Their press release said that over the two years of the pandemic the government had shut down in-person schooling and operated remotely in Cambodia for longer than any other country in the region, adding up to more than half of each of two academic school years in 2020-2021.

“At that time, there were activities supporting students to help them to continue their studies during the closures, but they still faced challenges. Distance learning proved less effective, leading to gaps in studies at all levels.

"Similarly to Thailand, Cambodia is facing a crisis of children missing out on large portions of their studies. It will continue affecting students’ lives and the development of the nation in the future if no solution is found,” press release said.

Var Sorin, World Vision's education programme manager, said that this new challenge must be addressed now.
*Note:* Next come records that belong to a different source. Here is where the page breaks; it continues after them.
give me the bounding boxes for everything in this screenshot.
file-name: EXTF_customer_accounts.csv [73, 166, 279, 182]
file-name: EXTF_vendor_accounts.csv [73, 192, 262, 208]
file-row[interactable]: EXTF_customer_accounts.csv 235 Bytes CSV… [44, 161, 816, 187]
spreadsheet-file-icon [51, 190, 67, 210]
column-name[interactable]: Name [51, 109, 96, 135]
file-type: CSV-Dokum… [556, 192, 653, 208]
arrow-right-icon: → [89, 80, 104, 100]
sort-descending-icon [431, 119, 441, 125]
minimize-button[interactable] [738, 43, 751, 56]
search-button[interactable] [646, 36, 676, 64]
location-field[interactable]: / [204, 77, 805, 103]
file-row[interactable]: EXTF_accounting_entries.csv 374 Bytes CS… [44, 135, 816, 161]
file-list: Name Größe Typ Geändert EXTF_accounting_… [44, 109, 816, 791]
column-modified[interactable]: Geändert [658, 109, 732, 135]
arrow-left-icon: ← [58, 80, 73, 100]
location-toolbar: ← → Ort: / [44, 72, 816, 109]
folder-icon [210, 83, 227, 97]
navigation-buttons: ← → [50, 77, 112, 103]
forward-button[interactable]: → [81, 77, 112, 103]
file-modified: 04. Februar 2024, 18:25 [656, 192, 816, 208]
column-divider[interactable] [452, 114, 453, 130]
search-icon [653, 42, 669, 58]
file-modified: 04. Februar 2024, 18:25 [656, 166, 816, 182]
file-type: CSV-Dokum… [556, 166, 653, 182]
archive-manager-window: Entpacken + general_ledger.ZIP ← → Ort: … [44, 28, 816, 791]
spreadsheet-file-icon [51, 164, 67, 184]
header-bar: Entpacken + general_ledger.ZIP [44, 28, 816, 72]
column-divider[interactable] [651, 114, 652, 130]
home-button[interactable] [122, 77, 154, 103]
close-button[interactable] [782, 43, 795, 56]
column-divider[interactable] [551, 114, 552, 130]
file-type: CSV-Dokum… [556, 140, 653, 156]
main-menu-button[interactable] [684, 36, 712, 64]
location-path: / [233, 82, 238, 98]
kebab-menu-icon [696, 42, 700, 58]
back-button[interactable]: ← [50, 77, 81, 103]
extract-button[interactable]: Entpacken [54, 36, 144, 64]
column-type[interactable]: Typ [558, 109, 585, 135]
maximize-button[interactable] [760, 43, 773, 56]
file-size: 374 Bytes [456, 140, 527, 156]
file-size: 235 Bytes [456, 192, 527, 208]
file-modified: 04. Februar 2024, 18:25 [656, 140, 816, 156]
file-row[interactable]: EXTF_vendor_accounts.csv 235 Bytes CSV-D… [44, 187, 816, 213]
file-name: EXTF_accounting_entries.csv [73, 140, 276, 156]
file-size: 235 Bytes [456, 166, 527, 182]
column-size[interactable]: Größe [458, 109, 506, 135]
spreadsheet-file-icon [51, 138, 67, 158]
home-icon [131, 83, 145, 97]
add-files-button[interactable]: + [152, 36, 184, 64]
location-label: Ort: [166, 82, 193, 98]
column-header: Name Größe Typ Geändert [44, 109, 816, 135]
“We've identified the problem of gaps in the children’s studies. But through the implementation of pilot training projects in some communities we've seen that children are able to catch-up with their studies to get back to where they were before the schools were closed.

"To support the students, we need to mobilise them and we need the participation of all relevant partners, especially the Ministry of Education, development partners and civil society organizations,” he said.

After the schools were reopened late in 2019, the government undertook several measures to support the training of children and address the gaps in their studies by developing a condensed curriculum for students in grades 2-6.

However, the CSOs said that the implementation of these measures still faced many challenges, including limited resources at schools in remote areas and teachers’ capacities to adapt to the new material.

Phan Bunnat, coordinator at KAPE, said that over half of Cambodian children have not yet caught up with the curriculum to reach the point in their studies they should be at normally.

“We must have an emergency coordinated response to the schools’ needs for more training. Not only to respond to the Covid-19 school closures over the long term, but also we must create support for more training until the situation returns to normal,” he said.

Vera Ushurova, coordinator at NEP, recommended that the education ministry continue to push for operations at schools and implement digital education reforms and improvements.

“However, we must not forget poor and needy students and we must ensure that we introduce measures to reduce drop-out rates, especially in remote and poor areas. And we must consider incorporating knowledge of technology in our annual student and teacher assessments and strengthen the capacities of teachers and school management to solve this study crisis,” she said.

Education ministry spokesman Ros Soveacha said on July 13 that the ministry had already introduced a seven-point plan to respond to the crisis which acknowledged that the pandemic had disrupted the education sector in Cambodia involving some 3.2 million students.

“We introduced this plan to solve the problem of the loss of studies and increase the results of studies at the primary level. Schools can use and choose one possible action or more in-line with the practical situation, context, financial resources, resources of teachers and material resources of the schools themselves to achieve a post-pandemic studies recovery,” he said.